The damped trend method tries to depress the trend to be flat at some point in the future. The rate of that “depressing” is \(\phi\), which is given by \(0.8\). \(\alpha\) and \(\beta\) are the smoothing parameters for the level and for the trend, respectively, Sigma, \(\sigma\), is the standard deviation of residuals, \(AIC\) is the Akaike Information Criterion which gives an estimation of how well the model fits the data, the lower the better. \(AICc\) is the corrected Akaike Information Criterion to correct for the sample size and the number of parameters. \(BIC\) is Bayesian Information Criteria. For more on \(AIC\) and \(BIC\), see: (Claeskens and Hjort, \(2008\), pp. \(22\)-\(98\)).
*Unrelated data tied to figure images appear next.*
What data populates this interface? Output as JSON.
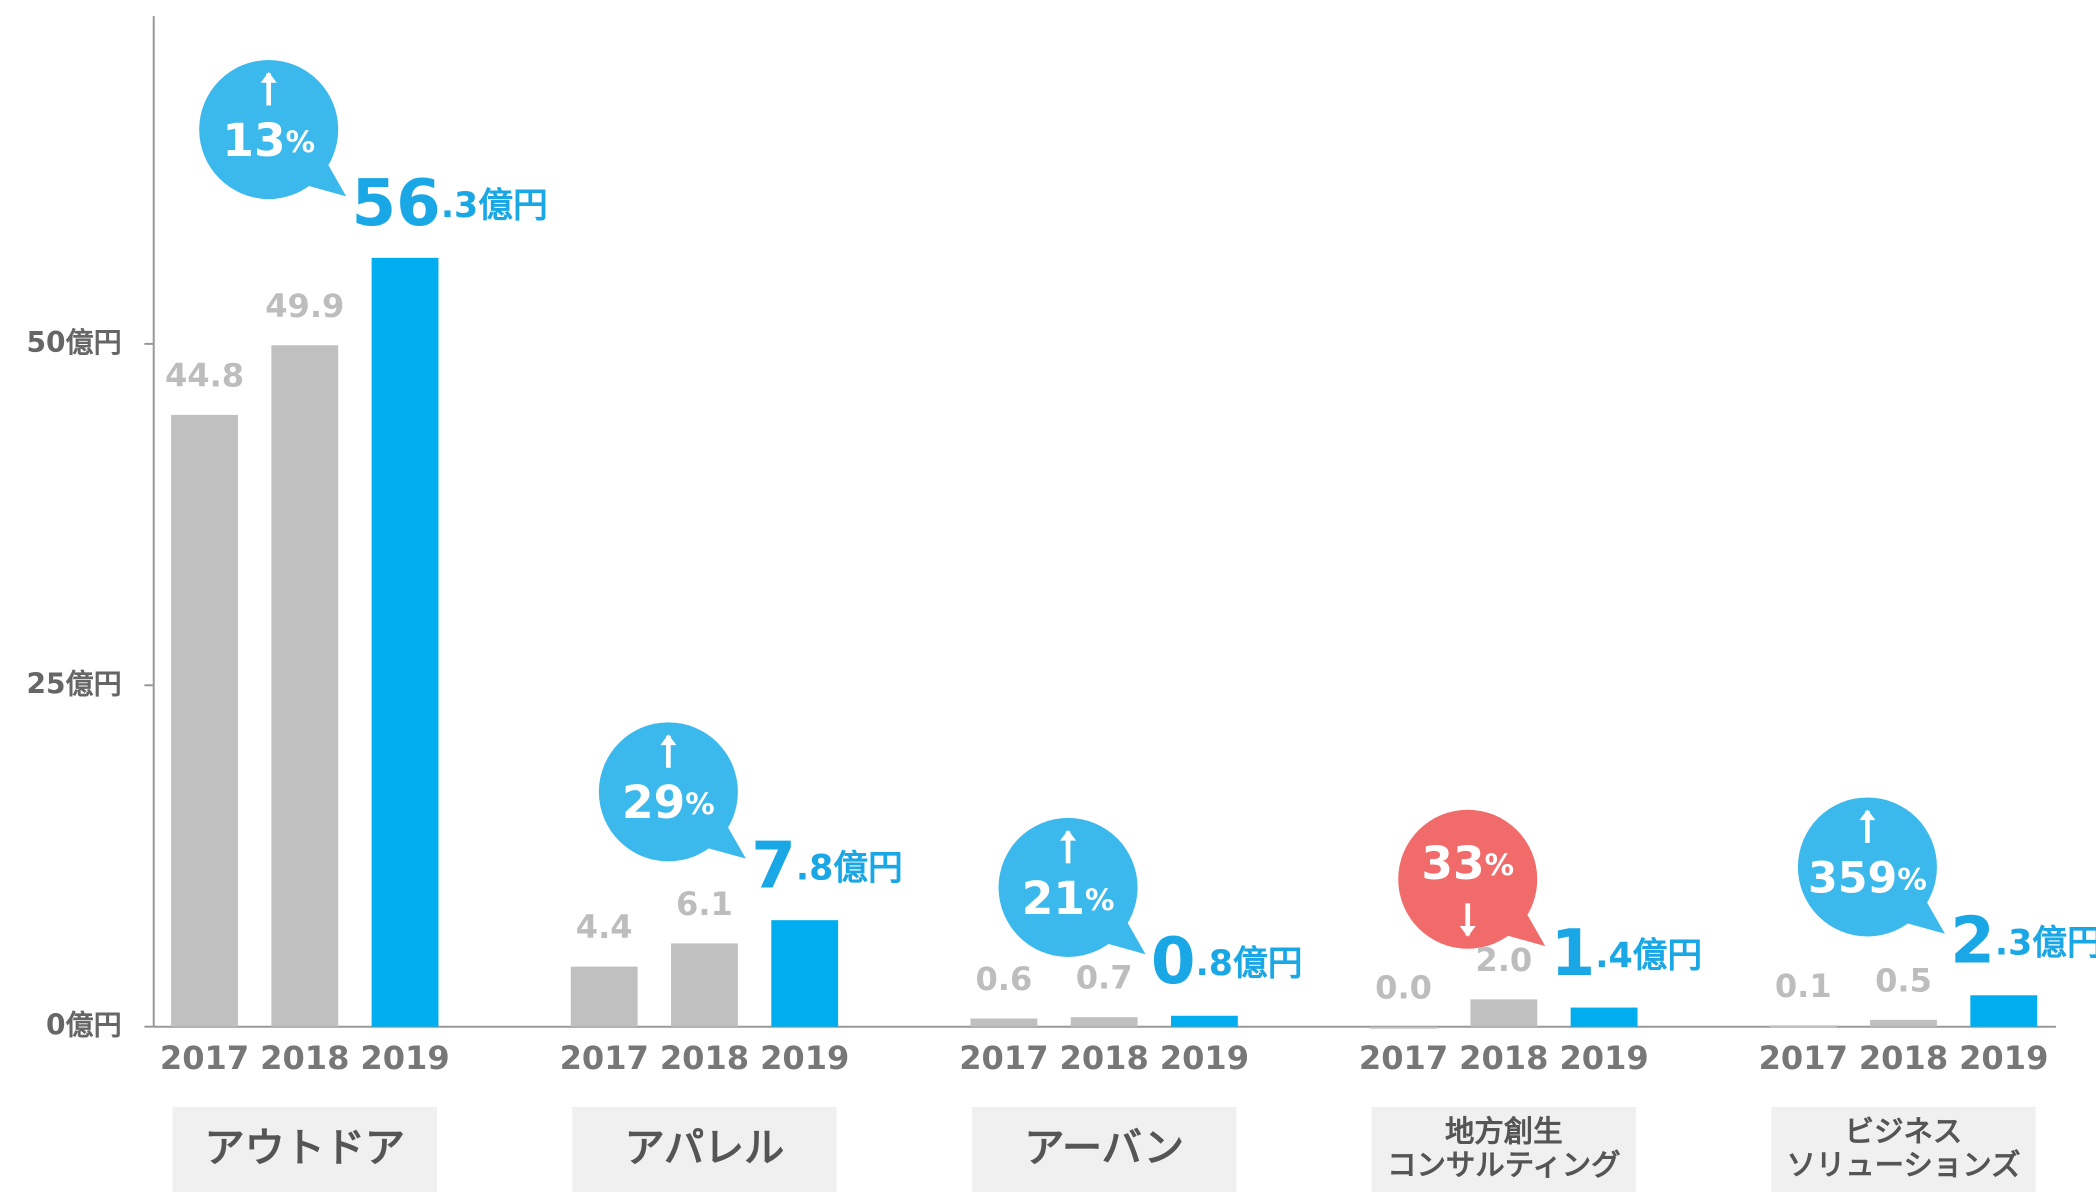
{
  "chart_data": {
    "type": "bar",
    "categories": [
      "アウトドア",
      "アパレル",
      "アーバン",
      "地方創生\nコンサルティング",
      "ビジネス\nソリューションズ"
    ],
    "series": [
      {
        "name": "2017",
        "color": "#c0c0c0",
        "label_color": "#bdbdbd",
        "values": [
          44.8,
          4.4,
          0.6,
          0.0,
          0.1
        ],
        "value_labels": [
          "44.8",
          "4.4",
          "0.6",
          "0.0",
          "0.1"
        ]
      },
      {
        "name": "2018",
        "color": "#c0c0c0",
        "label_color": "#bdbdbd",
        "values": [
          49.9,
          6.1,
          0.7,
          2.0,
          0.5
        ],
        "value_labels": [
          "49.9",
          "6.1",
          "0.7",
          "2.0",
          "0.5"
        ]
      },
      {
        "name": "2019",
        "color": "#00aeef",
        "label_color": "#1aa7e6",
        "values": [
          56.3,
          7.8,
          0.8,
          1.4,
          2.3
        ],
        "value_labels": [
          "56.3億円",
          "7.8億円",
          "0.8億円",
          "1.4億円",
          "2.3億円"
        ]
      }
    ],
    "annotations": [
      {
        "text": "13%",
        "direction": "up",
        "color": "#3cb9ec"
      },
      {
        "text": "29%",
        "direction": "up",
        "color": "#3cb9ec"
      },
      {
        "text": "21%",
        "direction": "up",
        "color": "#3cb9ec"
      },
      {
        "text": "33%",
        "direction": "down",
        "color": "#f26b6b"
      },
      {
        "text": "359%",
        "direction": "up",
        "color": "#3cb9ec"
      }
    ],
    "ylim": [
      0,
      74
    ],
    "yticks": [
      {
        "value": 0,
        "label": "0億円"
      },
      {
        "value": 25,
        "label": "25億円"
      },
      {
        "value": 50,
        "label": "50億円"
      }
    ]
  }
}
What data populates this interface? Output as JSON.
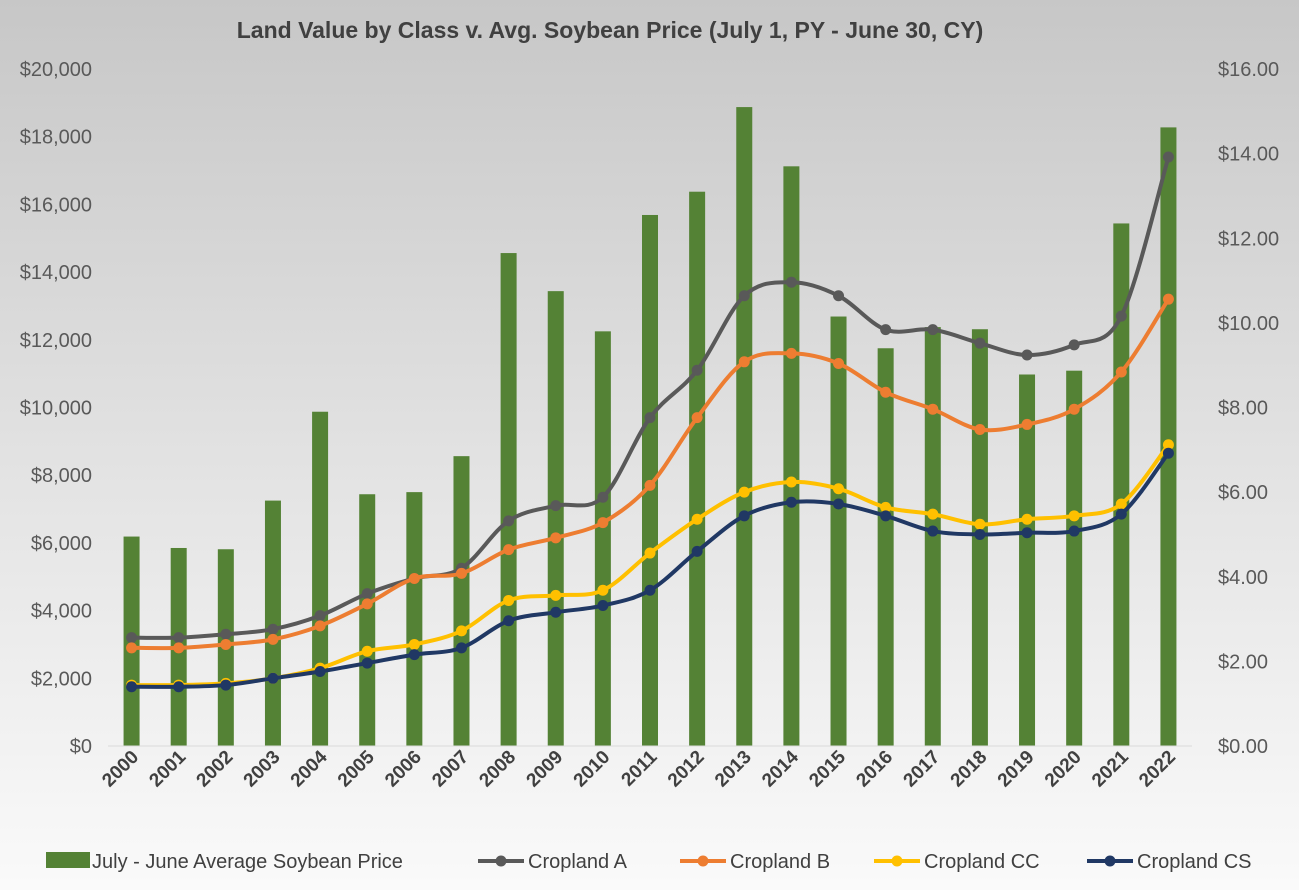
{
  "chart_data": {
    "type": "bar",
    "title": "Land Value by Class v. Avg. Soybean Price (July 1, PY - June 30, CY)",
    "categories": [
      "2000",
      "2001",
      "2002",
      "2003",
      "2004",
      "2005",
      "2006",
      "2007",
      "2008",
      "2009",
      "2010",
      "2011",
      "2012",
      "2013",
      "2014",
      "2015",
      "2016",
      "2017",
      "2018",
      "2019",
      "2020",
      "2021",
      "2022"
    ],
    "y_left": {
      "range": [
        0,
        20000
      ],
      "ticks": [
        0,
        2000,
        4000,
        6000,
        8000,
        10000,
        12000,
        14000,
        16000,
        18000,
        20000
      ],
      "tick_labels": [
        "$0",
        "$2,000",
        "$4,000",
        "$6,000",
        "$8,000",
        "$10,000",
        "$12,000",
        "$14,000",
        "$16,000",
        "$18,000",
        "$20,000"
      ]
    },
    "y_right": {
      "range": [
        0,
        16
      ],
      "ticks": [
        0,
        2,
        4,
        6,
        8,
        10,
        12,
        14,
        16
      ],
      "tick_labels": [
        "$0.00",
        "$2.00",
        "$4.00",
        "$6.00",
        "$8.00",
        "$10.00",
        "$12.00",
        "$14.00",
        "$16.00"
      ]
    },
    "bar_series": {
      "name": "July - June Average Soybean Price",
      "axis": "right",
      "color": "#548235",
      "values": [
        4.95,
        4.68,
        4.65,
        5.8,
        7.9,
        5.95,
        6.0,
        6.85,
        11.65,
        10.75,
        9.8,
        12.55,
        13.1,
        15.1,
        13.7,
        10.15,
        9.4,
        9.9,
        9.85,
        8.78,
        8.87,
        12.35,
        14.62
      ]
    },
    "line_series": [
      {
        "name": "Cropland A",
        "axis": "left",
        "color": "#595959",
        "values": [
          3200,
          3200,
          3300,
          3450,
          3850,
          4500,
          4950,
          5250,
          6650,
          7100,
          7350,
          9700,
          11100,
          13300,
          13700,
          13300,
          12300,
          12300,
          11900,
          11550,
          11850,
          12700,
          17400
        ]
      },
      {
        "name": "Cropland B",
        "axis": "left",
        "color": "#ED7D31",
        "values": [
          2900,
          2900,
          3000,
          3150,
          3550,
          4200,
          4950,
          5100,
          5800,
          6150,
          6600,
          7700,
          9700,
          11350,
          11600,
          11300,
          10450,
          9950,
          9350,
          9500,
          9950,
          11050,
          13200
        ]
      },
      {
        "name": "Cropland CC",
        "axis": "left",
        "color": "#FFC000",
        "values": [
          1800,
          1800,
          1850,
          2000,
          2300,
          2800,
          3000,
          3400,
          4300,
          4450,
          4600,
          5700,
          6700,
          7500,
          7800,
          7600,
          7050,
          6850,
          6550,
          6700,
          6800,
          7150,
          8900
        ]
      },
      {
        "name": "Cropland CS",
        "axis": "left",
        "color": "#203864",
        "values": [
          1750,
          1750,
          1800,
          2000,
          2200,
          2450,
          2700,
          2900,
          3700,
          3950,
          4150,
          4600,
          5750,
          6800,
          7200,
          7150,
          6800,
          6350,
          6250,
          6300,
          6350,
          6850,
          8650
        ]
      }
    ],
    "legend_position": "bottom",
    "grid": false
  }
}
#let's see the accuracy of our model.
accuracy(ets(world_ts))
## ME RMSE MAE MPE MAPE MASE
## Training set 0.008622907 0.09729994 0.07628865 0.2485306 1.856737 0.8768713
## ACF1
## Training set -0.02579842
\(ME\) is the Mean Error, \(RMSE\) is the Root Mean Squared Error, \(MAE\) is the Mean Absolute Error, \(MPE\) is the Mean Percentage Error, \(MAPE\) is the Mean Absolute Percentage Error, \(MASE\) is the Mean Absolute Scaled Error, and \(ACF1\) is the AutoCorrelation of Error at lag \(1\).
#let's forecast!
#it will show the intervals at 80% and 95% confidence. you can change the level of confidence if you want.
forecast(ets(world_ts))
## Point Forecast Lo 80 Hi 80 Lo 95 Hi 95
## 2017 4.517768 4.376439 4.659096 4.301624 4.733911
## 2018 4.487264 4.253763 4.720765 4.130155 4.844373
## 2019 4.462861 4.140282 4.785441 3.969518 4.956204
## 2020 4.443339 4.034156 4.852522 3.817548 5.069130
## 2021 4.427721 3.934747 4.920696 3.673782 5.181661
## 2022 4.415227 3.841547 4.988907 3.537859 5.292595
## 2023 4.405232 3.754050 5.056413 3.409335 5.401128
## 2024 4.397235 3.671748 5.122723 3.287698 5.506772
## 2025 4.390838 3.594149 5.187527 3.172408 5.609269
## 2026 4.385721 3.520790 5.250651 3.062924 5.708517
Let’s get to the final result:
#to summarize what we got so far
summary(forecast(ets(world_ts)))
##
## Forecast method: ETS(M,Ad,N)
##
## Model Information:
## ETS(M,Ad,N)
##
## Call:
## ets(y = world_ts)
##
## Smoothing parameters:
## alpha = 0.9891
## beta = 0.4135
## phi = 0.8
##
## Initial states:
## l = 3.0286
## b = 0.0094
##
## sigma: 0.0244
##
## AIC AICc BIC
## -26.11861 -24.43861 -13.86030
##
## Error measures:
## ME RMSE MAE MPE MAPE MASE
## Training set 0.008622907 0.09729994 0.07628865 0.2485306 1.856737 0.8768713
## ACF1
## Training set -0.02579842
##
## Forecasts:
## Point Forecast Lo 80 Hi 80 Lo 95 Hi 95
## 2017 4.517768 4.376439 4.659096 4.301624 4.733911
## 2018 4.487264 4.253763 4.720765 4.130155 4.844373
## 2019 4.462861 4.140282 4.785441 3.969518 4.956204
## 2020 4.443339 4.034156 4.852522 3.817548 5.069130
## 2021 4.427721 3.934747 4.920696 3.673782 5.181661
## 2022 4.415227 3.841547 4.988907 3.537859 5.292595
## 2023 4.405232 3.754050 5.056413 3.409335 5.401128
## 2024 4.397235 3.671748 5.122723 3.287698 5.506772
## 2025 4.390838 3.594149 5.187527 3.172408 5.609269
## 2026 4.385721 3.520790 5.250651 3.062924 5.708517
#plot our forecast
plot(forecast(ets(world_ts)))
It seems that, on average, the emissions won’t increase significantly, which we hope to be true!
Keep in mind that we looked into the emissions data only without controlling for any variable that might affect the level of emissions.
Finally, I want to say that I didn’t aim to be rigorous. I just wanted quickly, in my free time, to look into something that interests me and sharing it, so it might open a door for a new idea for someone else or for me in the future.
Claeskens, G., Hjort, N. L. (2008): Model Selection and Model Averaging. Cambridge: Cambridge University Press.
Hamilton, J. D. (1994): Time Series Analysis. New Jersey: Princeton University Press.
Hyndman, R. J., Khandakar, Y. (2008): “Automatic Time Series Forecasting: the forecast Package for R”. Journal of Statistical Software, Vol.(27)(3), 1-22.